La mentira no nos hará Libres.

I

La moribunda Asamblea Nacional “pare” a los “magistrados express”

Como todos sabemos, el 23 de Diciembre de 2015, la Asamblea Nacional presidida por el narco-diputado Diosdado Cabello y otros agentes de la dictadura conminaron a 13 magistrados principales y 20 suplentes a renunciar o pedir su jubilación a fin de sustituirlos por otros militantes del PSUV y evitar que la nueva Asamblea Nacional pudiese elegir a aquellos magistrados a quienes se les vencería su mandato durante el período para el que fue electa la nueva Asamblea en Diciembre de 2015. Y es así como, violando todas las disposiciones constitucionales, legales y reglamentarias, procedió a designar 13 de los 32 magistrados principales y 20 suplentes, todos militantes del chavismo, los llamados “magistrados express”.

Antes de la instalación de la recién electa Asamblea Nacional con mayoría calificada de la oposición, numerosos diputados electos, expresaron que una de las primeras tareas de la nueva Asamblea Nacional sería revocar los nombramientos de los “magistrados express” y proceder a designar los 13 magistrados principales y 20 suplentes, de conformidad con las disposiciones constitucionales, legales y reglamentarias que rigen la materia. Lamentablemente, como veremos, esa no fue prioridad de la Asamblea Nacional una vez instalada, sino que pasaría año y medio antes de hacer efectiva esa decisión “prioritaria”.

II

El TSJ desconoce a la nueva A.N.  La nueva A.N. no desconoce al TSJ

Una vez instalada la Asamblea Nacional el TSJ y el CNE tratan de arrebatarle a la oposición la mayoría calificada de las dos terceras partes, desconociendo la atribución constitucional de la Asamblea de calificar a sus miembros.  Y es así, como TSJ mediante una hemorragia de sentencias de la Sala Constitucional anula todas las leyes aprobadas por la Asamblea y finalmente, el Tribunal Supremo la declaró en “desacato”, anulando todas sus actuaciones. Sin embargo,  la Asamblea Nacional no se atrevió entonces, ni hasta hoy se ha atrevido, a desconocer al Tribunal Supremo de Justicia.

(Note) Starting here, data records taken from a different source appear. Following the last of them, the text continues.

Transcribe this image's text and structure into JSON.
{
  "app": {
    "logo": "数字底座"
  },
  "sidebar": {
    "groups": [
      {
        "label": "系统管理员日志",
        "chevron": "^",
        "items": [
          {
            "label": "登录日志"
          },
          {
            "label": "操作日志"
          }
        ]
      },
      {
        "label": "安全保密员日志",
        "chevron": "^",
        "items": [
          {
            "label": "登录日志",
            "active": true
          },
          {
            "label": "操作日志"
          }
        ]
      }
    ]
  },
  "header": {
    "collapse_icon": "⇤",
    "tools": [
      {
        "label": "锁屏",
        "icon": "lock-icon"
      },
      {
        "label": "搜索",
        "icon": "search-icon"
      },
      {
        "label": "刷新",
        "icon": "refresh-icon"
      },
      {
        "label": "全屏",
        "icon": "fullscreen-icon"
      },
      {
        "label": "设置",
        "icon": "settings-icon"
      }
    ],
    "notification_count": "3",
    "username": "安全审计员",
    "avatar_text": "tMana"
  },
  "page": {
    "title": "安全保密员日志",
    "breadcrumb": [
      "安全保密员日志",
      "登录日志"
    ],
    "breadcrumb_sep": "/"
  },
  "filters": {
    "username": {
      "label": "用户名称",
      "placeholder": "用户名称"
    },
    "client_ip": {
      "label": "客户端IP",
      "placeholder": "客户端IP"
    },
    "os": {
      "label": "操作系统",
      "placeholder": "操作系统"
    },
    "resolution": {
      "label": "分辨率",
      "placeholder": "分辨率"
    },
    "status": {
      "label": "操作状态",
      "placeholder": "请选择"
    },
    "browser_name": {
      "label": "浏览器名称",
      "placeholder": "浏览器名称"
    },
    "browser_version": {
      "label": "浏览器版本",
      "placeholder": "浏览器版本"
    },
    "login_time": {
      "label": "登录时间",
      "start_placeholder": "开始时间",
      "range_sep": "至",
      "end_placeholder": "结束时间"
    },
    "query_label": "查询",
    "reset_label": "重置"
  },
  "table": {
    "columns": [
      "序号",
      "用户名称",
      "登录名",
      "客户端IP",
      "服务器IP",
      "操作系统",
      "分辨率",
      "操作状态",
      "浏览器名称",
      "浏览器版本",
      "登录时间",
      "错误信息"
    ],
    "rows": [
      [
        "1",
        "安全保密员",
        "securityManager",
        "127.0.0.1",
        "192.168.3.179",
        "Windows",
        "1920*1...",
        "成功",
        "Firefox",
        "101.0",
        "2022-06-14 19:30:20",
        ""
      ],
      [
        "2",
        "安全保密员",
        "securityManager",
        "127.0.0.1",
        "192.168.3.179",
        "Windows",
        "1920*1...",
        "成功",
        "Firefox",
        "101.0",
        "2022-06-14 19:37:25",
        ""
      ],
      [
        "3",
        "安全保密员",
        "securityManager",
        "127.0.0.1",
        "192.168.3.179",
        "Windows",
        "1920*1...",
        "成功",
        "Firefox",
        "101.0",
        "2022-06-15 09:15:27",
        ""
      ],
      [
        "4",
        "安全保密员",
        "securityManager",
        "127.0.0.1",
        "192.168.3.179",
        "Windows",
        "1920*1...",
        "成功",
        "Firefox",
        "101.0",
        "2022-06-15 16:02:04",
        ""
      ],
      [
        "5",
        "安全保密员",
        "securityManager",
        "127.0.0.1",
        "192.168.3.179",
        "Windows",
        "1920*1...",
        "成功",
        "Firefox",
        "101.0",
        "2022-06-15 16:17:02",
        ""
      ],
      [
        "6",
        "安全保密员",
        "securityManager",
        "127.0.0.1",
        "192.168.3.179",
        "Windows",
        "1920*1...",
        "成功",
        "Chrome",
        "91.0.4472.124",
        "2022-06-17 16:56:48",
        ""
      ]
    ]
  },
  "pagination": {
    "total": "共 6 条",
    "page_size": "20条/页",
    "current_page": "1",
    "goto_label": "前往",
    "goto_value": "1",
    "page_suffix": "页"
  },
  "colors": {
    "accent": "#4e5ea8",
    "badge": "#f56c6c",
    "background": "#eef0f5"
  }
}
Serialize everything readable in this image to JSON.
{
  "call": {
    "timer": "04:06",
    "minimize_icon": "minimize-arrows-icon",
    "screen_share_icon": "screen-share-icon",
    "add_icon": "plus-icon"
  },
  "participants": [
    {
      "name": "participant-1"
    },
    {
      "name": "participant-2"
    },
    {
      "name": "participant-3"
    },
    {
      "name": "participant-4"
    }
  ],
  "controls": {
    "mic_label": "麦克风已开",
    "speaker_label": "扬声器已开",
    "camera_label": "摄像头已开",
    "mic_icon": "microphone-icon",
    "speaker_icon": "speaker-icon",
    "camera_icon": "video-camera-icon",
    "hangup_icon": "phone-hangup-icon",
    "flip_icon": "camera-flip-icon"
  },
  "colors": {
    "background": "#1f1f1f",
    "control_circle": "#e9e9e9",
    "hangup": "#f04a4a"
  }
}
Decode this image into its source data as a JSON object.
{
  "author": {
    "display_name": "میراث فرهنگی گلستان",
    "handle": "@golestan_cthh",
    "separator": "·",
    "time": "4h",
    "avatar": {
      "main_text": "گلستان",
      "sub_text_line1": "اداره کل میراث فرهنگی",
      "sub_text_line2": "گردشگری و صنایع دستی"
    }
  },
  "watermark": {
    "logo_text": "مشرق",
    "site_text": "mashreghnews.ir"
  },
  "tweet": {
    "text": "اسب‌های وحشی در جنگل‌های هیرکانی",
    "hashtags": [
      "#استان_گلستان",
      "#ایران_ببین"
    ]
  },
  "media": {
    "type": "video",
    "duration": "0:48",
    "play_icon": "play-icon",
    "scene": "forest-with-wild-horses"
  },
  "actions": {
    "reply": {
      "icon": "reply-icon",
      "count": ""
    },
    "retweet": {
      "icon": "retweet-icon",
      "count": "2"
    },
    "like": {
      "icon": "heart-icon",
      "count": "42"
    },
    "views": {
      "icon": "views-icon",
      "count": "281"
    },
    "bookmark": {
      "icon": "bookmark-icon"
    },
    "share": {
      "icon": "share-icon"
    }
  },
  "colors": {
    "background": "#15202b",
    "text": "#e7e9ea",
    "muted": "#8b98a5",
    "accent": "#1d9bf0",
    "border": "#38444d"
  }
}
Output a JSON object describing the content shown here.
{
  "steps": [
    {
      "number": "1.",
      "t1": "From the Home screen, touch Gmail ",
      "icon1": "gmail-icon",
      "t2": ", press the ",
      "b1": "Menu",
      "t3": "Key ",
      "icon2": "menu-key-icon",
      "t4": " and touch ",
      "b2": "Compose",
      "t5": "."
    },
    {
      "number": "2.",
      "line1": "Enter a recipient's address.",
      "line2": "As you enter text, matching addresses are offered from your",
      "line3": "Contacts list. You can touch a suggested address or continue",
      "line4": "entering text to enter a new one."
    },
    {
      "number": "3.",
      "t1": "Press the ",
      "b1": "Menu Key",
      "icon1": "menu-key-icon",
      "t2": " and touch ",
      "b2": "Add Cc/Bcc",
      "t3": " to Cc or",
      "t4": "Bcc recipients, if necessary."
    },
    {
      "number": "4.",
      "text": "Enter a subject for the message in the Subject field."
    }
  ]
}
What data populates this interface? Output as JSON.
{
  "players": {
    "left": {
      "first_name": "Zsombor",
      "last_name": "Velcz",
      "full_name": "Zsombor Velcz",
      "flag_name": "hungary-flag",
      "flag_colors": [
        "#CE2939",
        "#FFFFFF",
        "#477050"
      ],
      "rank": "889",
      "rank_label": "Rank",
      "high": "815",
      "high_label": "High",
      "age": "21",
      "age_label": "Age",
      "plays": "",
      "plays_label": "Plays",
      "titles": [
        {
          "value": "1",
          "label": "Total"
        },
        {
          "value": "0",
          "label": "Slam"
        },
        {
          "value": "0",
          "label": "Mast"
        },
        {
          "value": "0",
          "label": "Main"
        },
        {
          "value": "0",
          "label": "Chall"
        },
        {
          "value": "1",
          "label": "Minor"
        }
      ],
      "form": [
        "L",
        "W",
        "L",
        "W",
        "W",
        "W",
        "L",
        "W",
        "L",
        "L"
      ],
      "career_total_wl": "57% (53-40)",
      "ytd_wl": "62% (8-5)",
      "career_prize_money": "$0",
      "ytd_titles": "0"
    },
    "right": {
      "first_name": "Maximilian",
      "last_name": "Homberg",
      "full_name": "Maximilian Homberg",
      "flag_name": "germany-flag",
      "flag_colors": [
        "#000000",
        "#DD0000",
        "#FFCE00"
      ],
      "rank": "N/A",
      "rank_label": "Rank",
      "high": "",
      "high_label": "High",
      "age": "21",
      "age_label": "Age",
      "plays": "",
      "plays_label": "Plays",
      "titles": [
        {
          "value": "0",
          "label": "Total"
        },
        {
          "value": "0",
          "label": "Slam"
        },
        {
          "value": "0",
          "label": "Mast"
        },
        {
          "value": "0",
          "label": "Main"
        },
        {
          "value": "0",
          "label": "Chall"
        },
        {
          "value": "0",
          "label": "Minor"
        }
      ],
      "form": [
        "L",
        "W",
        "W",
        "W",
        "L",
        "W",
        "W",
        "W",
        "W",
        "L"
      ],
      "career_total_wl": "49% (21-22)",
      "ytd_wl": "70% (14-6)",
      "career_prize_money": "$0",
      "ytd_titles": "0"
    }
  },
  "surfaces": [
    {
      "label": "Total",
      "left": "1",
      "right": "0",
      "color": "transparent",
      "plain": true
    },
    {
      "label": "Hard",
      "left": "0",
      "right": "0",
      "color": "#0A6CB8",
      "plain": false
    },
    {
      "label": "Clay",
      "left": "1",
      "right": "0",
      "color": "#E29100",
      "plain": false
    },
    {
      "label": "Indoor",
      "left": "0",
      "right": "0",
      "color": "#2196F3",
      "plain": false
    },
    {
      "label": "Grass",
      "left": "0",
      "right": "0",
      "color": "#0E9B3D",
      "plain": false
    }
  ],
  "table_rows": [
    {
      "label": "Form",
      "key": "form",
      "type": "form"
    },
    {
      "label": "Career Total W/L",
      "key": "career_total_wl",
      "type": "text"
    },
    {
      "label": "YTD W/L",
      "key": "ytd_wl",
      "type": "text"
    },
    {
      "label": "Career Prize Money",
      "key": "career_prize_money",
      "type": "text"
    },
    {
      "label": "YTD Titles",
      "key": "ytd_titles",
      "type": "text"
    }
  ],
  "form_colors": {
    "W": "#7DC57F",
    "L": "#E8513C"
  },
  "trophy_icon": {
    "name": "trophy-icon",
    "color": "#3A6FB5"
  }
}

Su entonces Presidente, Henry Ramos Allup, fijó la posición de la Asamblea Nacional frente a los desmanes del TSJ, limitándose a declarar que “desconocerían aquellas sentencias que fuesen inconstitucionales”.[1] Esta posición da lugar a preguntarse si la Asamblea Nacional tiene la potestad o está de alguna manera facultada constitucionalmente para declarar la inconstitucionalidad de una sentencia. A mi juicio de simple abogado, que no formo parte de los centenares de “abogados constitucionalistas” curiosamente surgidos durante la dictadura, en el texto constitucional la Asamblea Nacional no tiene atribuida tal potestad, pero lo que si tenía era la posibilidad política de desconocer al Tribunal Supremo chavista en razón de su desconocimiento de las atribuciones constitucionales propias de la Asamblea Nacional, expresión directa de la voluntad popular. Las declaraciones citadas del Presidente de la Asamblea Nacional, constituyeron un reconocimiento tácito del TSJ, atropellador y abusivo: solamente “desconocerían aquellas sentencias que fuesen inconstitucionales”. 

 

III

La Asamblea Nacional, finalmente, decide sustituir a los “magistrados express”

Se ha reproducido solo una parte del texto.